LAHORE – The government says Pakistan is in the midst of an educational emergency with disastrous human and economic consequences, the BBC said on Wednesday. A report prepared by a government commission mentions that half of all Pakistani school children cannot read a sentence. It says funding for schools has been cut from 2.5 percent of GDP in 2005 to just 1.5 percent – less than the national airline gets in subsidies.
It describes the education crisis as a self-inflicted disaster. The report says 25 million children in Pakistan do not get primary education, a right guaranteed in the country’s constitution while three million children will never in their lives attend a lesson. The report says while rich parents send their children to private schools and later abroad to college or university, a third of all Pakistanis have spent less than two years at school.
“Millions of children are out of school, there is a crumbling infrastructure and education budgets are constantly shrinking but… the situation can be improved in a matter of years if there is a political will for change,” the report says. It says at the current rate of progress, Punjab will provide all children with their constitutional right to education by 2041 while Balochistan – the worst affected area – will not reach this goal until 2100.

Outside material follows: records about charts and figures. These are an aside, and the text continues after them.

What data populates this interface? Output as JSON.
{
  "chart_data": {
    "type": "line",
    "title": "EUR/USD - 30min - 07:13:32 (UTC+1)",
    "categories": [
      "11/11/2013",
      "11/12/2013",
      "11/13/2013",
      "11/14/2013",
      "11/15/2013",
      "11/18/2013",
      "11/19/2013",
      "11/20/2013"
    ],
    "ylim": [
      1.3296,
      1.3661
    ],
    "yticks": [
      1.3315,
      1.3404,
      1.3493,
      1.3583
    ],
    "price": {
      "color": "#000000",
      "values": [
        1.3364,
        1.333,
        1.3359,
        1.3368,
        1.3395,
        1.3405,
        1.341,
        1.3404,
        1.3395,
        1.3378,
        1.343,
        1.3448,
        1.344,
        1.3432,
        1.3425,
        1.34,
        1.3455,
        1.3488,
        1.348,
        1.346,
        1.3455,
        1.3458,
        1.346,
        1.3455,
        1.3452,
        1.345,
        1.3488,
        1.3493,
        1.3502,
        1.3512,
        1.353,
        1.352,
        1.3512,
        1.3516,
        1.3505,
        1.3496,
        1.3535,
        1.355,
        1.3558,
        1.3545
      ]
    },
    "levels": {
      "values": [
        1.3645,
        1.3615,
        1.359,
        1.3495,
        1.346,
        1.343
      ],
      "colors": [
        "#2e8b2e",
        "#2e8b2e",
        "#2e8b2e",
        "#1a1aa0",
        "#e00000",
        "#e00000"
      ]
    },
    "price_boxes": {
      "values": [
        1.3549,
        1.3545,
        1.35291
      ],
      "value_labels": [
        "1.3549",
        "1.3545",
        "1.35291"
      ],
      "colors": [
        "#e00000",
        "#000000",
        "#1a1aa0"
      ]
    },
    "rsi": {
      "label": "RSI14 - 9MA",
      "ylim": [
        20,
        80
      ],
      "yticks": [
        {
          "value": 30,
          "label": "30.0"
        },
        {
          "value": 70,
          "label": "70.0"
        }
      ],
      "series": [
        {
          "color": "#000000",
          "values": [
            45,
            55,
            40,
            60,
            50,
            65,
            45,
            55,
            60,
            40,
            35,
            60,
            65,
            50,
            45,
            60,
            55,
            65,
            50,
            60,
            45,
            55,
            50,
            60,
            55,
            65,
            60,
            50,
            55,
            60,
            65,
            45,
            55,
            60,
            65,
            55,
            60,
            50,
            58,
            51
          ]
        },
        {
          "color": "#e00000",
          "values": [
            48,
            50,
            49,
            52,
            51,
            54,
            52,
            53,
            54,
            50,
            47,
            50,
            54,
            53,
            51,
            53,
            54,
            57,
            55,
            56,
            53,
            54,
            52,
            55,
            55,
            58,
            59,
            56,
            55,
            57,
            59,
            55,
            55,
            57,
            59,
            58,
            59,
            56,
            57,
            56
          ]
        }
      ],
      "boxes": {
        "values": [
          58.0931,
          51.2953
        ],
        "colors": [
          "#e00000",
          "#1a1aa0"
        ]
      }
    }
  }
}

The report says that only 6 percent children get their education in religious schools or madrassas. The commission also found that 30,000 school buildings are so neglected that they are dangerous while another 21,000 do not have a school building at all. Only half of all women in Pakistan can read, in rural areas the figure drops to one third. There are 26 countries poorer than Pakistan who still manage to send more of their children to school.
Only 65 percent of schools have drinking water, 62 percent have latrines, 61 percent a boundary wall and 39 percent have electricity The report aid Pakistan – in contrast to India, Sri Lanka and Bangladesh – had no chance of reaching the UN’s Millennium Development Goals for education by 2015. The findings also affect population growth – because educated women have smaller families with children who are healthier and more inclined to use their own education to nurture the next generation.
The report concludes that if the government doubled its present spending on education, significant progress could be made in just two years.